To summarize: English spelling arose first from a Procrustean fit to an alphabet without enough letters, and accumulated lots of tweaks and compromises to adapt to problems like invaders with a new language and changes in pronunciation. Eventually, a mostly etymology-based spelling system emerged which turned the "more phonemes than letters" problem into a virtue: using the different ways of spelling the same sound to represent morphemes rather than phonemes consistently (except for all those aforementioned irregularities).

Hopefully, as each quirk of spelling comes up, you can provide just enough history so that students can at least understand the reason for it.

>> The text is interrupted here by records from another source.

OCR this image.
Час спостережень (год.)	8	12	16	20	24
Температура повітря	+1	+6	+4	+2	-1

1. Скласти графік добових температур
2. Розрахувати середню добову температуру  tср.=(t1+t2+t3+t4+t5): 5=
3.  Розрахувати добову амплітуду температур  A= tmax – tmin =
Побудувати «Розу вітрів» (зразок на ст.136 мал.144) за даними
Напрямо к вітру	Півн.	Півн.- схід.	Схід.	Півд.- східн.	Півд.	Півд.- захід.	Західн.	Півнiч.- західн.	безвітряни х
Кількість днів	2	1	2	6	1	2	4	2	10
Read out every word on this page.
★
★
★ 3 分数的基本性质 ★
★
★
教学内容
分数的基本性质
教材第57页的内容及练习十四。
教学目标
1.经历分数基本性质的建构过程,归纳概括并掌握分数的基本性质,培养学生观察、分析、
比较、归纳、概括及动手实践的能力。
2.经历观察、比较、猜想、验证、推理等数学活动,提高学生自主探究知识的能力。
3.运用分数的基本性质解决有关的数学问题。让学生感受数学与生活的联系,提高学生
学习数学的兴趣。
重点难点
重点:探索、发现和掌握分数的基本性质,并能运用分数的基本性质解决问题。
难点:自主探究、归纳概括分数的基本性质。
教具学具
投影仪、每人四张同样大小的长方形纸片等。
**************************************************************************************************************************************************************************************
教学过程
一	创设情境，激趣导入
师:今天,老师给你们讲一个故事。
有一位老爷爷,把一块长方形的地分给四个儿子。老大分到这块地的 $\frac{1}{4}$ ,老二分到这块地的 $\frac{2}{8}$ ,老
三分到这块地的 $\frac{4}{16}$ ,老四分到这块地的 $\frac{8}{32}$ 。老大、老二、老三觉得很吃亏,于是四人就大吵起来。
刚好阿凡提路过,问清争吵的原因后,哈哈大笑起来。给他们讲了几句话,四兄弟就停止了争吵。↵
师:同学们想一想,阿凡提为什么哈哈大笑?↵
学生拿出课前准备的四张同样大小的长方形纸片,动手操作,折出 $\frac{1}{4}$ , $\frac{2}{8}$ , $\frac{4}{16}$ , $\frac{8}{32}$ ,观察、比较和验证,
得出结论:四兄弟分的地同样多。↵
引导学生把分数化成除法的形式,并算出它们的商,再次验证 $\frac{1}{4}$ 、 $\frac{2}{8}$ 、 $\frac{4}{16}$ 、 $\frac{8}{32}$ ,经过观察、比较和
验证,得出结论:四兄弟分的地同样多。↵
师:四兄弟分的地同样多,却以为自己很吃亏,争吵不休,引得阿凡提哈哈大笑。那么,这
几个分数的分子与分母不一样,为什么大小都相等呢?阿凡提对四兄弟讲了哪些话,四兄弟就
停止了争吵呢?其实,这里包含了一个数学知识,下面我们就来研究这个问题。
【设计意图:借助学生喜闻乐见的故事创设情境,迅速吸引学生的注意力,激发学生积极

They might find some reasons disappointing, as in the case of slaughter, and they might find others enlightening, like why improvise doesn't have a 'z'. Either way, understanding the reasons for English spelling makes it a whole lot easier to learn and remember. It should at least clear the feeling of hopelessness that descends when it starts looking like English spelling is nothing but exceptions.